Это «зонное пение», достигая определенной кульминации, воспринимается как своего рода животный крик отчаяния и боли, не соприродный, а природный по сути: и в этом видится особый подход к той самой «объективации», необходимость которой была особенно остро осознана еще в середине XX века (в частности, такую попытку объективации, основанной на отталкивании от романтизма, предпринял Чарльз Олсон)[8]. Тогдашние попытки некоторых модернистов устранить однозначность связи между «лирическим субъектом» и «объектами» опирались именно на отталкивание от традиций, а в современной культурной ситуации, при наличии совершенно иного инструментария и принципиально иного опыта обращения с традицией, как видим из предъявленных в начале XXI века текстов, возможны более нюансированные решения, опирающиеся, например, на «дробление субъекта» и объективацию отдельных его частей. При этом нельзя сказать, что «утрата человеческого облика», однозначно манифестируемая в структуре субъекта высказывания или в отдельных элементах интонации — как прием, — представлена в современной литературе широко: прежде всего вспоминаются прозаические опыты В. Сорокина, в которых этот эффект достигается простейшим способом: речь персонажа становится синтаксически дезинтегрированной. В свете этого обстоятельства книга Ст. Снытко (это относится в первую очередь к «Спектрофобии») дает нам блестящий образец интонационного срыва с человеческого уровня бытия — срыва, парадоксальным образом помещенного в весьма насыщенную среду работы с культурными кодами, благодаря чему вместо ожидаемой бездны возникает эффект беспрецедентного «расширения» инстанции говорения до «зверобожественного» подобия: «...смертное смутное семя в фарватере тока манкирует зрением в плоящийся сгусток кадетский не глядя кружится красная тонкая крыса с ланцетом над пламенем леса если внизу живота зернится чуткая точка» (с. 39).

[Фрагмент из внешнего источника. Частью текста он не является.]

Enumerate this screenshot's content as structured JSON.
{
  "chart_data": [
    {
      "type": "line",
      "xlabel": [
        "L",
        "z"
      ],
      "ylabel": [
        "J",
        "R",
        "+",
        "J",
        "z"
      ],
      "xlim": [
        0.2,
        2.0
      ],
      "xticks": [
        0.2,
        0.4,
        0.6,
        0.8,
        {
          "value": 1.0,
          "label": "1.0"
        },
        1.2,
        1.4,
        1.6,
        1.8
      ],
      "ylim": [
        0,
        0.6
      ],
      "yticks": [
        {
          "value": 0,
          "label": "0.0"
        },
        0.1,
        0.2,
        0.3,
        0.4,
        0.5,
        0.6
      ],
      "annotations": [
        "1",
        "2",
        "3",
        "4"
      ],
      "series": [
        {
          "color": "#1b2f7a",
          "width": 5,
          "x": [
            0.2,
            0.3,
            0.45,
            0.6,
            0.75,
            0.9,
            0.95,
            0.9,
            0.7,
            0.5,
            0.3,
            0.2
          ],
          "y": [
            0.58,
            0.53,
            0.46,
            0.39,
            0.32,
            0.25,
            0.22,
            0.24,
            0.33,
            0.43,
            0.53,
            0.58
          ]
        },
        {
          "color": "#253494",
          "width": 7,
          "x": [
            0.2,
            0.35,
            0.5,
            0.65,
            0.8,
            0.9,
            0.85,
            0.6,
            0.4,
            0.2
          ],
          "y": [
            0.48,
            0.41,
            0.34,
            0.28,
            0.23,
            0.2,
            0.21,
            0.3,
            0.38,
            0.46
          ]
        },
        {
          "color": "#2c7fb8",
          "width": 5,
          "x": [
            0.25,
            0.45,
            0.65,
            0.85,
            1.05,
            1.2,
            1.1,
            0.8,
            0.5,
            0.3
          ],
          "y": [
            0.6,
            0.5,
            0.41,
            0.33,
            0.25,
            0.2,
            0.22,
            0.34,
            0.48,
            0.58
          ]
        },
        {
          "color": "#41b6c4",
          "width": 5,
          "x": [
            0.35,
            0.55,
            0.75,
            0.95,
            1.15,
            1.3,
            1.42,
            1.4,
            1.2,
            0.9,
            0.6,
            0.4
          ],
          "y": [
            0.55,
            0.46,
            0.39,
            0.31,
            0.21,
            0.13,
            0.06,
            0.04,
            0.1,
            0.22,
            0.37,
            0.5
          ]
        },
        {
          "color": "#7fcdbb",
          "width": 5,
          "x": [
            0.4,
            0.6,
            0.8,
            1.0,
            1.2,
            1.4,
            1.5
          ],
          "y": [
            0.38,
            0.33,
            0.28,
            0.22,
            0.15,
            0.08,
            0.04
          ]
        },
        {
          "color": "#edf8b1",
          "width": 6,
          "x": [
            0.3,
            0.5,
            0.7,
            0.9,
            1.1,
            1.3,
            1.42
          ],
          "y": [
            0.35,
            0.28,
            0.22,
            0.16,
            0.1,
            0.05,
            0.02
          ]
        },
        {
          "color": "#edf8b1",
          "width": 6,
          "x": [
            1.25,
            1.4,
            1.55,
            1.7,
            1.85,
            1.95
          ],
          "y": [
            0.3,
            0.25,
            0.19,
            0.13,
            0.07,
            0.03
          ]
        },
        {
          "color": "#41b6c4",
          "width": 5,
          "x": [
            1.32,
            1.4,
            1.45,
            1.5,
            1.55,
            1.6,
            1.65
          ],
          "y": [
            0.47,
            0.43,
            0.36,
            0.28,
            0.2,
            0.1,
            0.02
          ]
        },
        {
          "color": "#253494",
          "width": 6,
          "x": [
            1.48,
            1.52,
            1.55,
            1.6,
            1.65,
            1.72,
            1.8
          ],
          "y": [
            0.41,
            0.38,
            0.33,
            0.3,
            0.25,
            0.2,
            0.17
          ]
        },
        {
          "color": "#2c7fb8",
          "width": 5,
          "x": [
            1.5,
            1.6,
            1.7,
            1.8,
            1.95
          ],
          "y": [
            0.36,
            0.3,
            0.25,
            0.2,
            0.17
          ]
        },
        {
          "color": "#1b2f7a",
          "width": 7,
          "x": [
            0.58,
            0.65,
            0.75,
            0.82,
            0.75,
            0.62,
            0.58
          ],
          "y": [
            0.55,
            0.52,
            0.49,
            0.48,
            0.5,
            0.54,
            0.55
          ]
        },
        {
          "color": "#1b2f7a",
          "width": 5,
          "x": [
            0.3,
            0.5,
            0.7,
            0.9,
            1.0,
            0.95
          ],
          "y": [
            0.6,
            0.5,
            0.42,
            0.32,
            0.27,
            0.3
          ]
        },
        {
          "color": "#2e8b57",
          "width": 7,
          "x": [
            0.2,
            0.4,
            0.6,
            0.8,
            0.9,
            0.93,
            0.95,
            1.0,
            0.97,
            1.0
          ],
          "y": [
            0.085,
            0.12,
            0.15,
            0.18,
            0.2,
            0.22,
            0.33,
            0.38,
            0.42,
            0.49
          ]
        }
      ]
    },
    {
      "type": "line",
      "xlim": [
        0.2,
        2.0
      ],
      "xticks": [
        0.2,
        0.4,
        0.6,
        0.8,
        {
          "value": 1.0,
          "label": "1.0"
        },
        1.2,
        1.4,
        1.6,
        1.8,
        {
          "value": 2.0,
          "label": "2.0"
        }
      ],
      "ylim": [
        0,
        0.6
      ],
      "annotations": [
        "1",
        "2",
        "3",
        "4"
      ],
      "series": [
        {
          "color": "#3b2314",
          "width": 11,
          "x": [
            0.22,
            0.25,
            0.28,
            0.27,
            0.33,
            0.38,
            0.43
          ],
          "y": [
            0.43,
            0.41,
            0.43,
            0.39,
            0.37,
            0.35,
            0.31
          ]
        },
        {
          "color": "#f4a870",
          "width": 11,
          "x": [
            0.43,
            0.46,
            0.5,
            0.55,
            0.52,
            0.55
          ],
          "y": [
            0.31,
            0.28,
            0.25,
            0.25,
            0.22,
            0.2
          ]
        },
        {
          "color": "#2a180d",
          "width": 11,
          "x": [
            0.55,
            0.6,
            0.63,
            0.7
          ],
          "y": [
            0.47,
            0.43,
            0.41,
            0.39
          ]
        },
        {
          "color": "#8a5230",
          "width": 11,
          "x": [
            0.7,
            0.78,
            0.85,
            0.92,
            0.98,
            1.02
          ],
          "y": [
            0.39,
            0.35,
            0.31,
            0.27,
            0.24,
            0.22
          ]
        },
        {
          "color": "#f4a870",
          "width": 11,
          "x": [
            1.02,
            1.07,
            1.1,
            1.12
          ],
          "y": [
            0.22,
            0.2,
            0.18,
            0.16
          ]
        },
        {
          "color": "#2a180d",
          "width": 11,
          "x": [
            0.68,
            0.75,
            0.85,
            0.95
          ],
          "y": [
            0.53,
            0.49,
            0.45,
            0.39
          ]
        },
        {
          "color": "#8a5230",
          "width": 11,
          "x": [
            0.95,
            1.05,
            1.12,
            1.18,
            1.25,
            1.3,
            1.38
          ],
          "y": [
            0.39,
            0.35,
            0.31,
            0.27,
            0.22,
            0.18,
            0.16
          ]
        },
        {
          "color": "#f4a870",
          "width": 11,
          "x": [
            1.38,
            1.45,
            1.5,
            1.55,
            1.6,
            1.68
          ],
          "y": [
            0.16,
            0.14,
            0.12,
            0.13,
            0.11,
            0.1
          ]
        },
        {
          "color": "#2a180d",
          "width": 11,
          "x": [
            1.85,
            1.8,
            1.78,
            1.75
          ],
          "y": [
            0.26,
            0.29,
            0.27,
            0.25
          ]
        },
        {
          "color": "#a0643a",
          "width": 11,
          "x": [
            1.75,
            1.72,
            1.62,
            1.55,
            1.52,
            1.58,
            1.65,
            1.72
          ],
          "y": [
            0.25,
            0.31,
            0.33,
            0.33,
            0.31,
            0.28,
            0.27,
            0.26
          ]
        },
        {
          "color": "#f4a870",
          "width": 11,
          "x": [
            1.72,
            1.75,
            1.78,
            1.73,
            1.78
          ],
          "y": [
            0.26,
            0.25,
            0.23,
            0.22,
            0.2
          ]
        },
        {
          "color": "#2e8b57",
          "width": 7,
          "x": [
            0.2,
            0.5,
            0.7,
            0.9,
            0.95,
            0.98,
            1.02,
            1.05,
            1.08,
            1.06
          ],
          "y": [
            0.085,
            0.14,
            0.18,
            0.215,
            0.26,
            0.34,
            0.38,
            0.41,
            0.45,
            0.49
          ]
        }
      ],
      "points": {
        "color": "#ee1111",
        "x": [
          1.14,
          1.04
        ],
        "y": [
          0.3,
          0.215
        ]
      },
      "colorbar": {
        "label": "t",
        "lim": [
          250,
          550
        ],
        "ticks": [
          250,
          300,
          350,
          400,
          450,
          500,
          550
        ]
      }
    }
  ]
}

В части «Уничтожение имени» можно еще отчетливее ощутить рельеф этого авторского пространства, заданного «окультуренной» акустикой животного крика: звуковой и смысловой рисунок этого рельефа получается умышленно размытым и прочерчивается нарастающим и спадающим напряжением: более того, иногда создается впечатление, что референциальная неопределенность — это божество данного типа письма, исток пространства и времени в текстах Станислава Снытко: «.что растерзан цельностью мир столь неприметно вскинуты правые руки шиповников и обивая пороги гей-клубов песчанен волк иссеченный стрекочущей пеной под земного сада как и ты косвенным сном у авентинских ступеней надорван прежде предавшись теневой беспредметности кипариса либо молчанию маков жгуче-ало трепещущих центробежным ядром воспоминания.» (с. 43).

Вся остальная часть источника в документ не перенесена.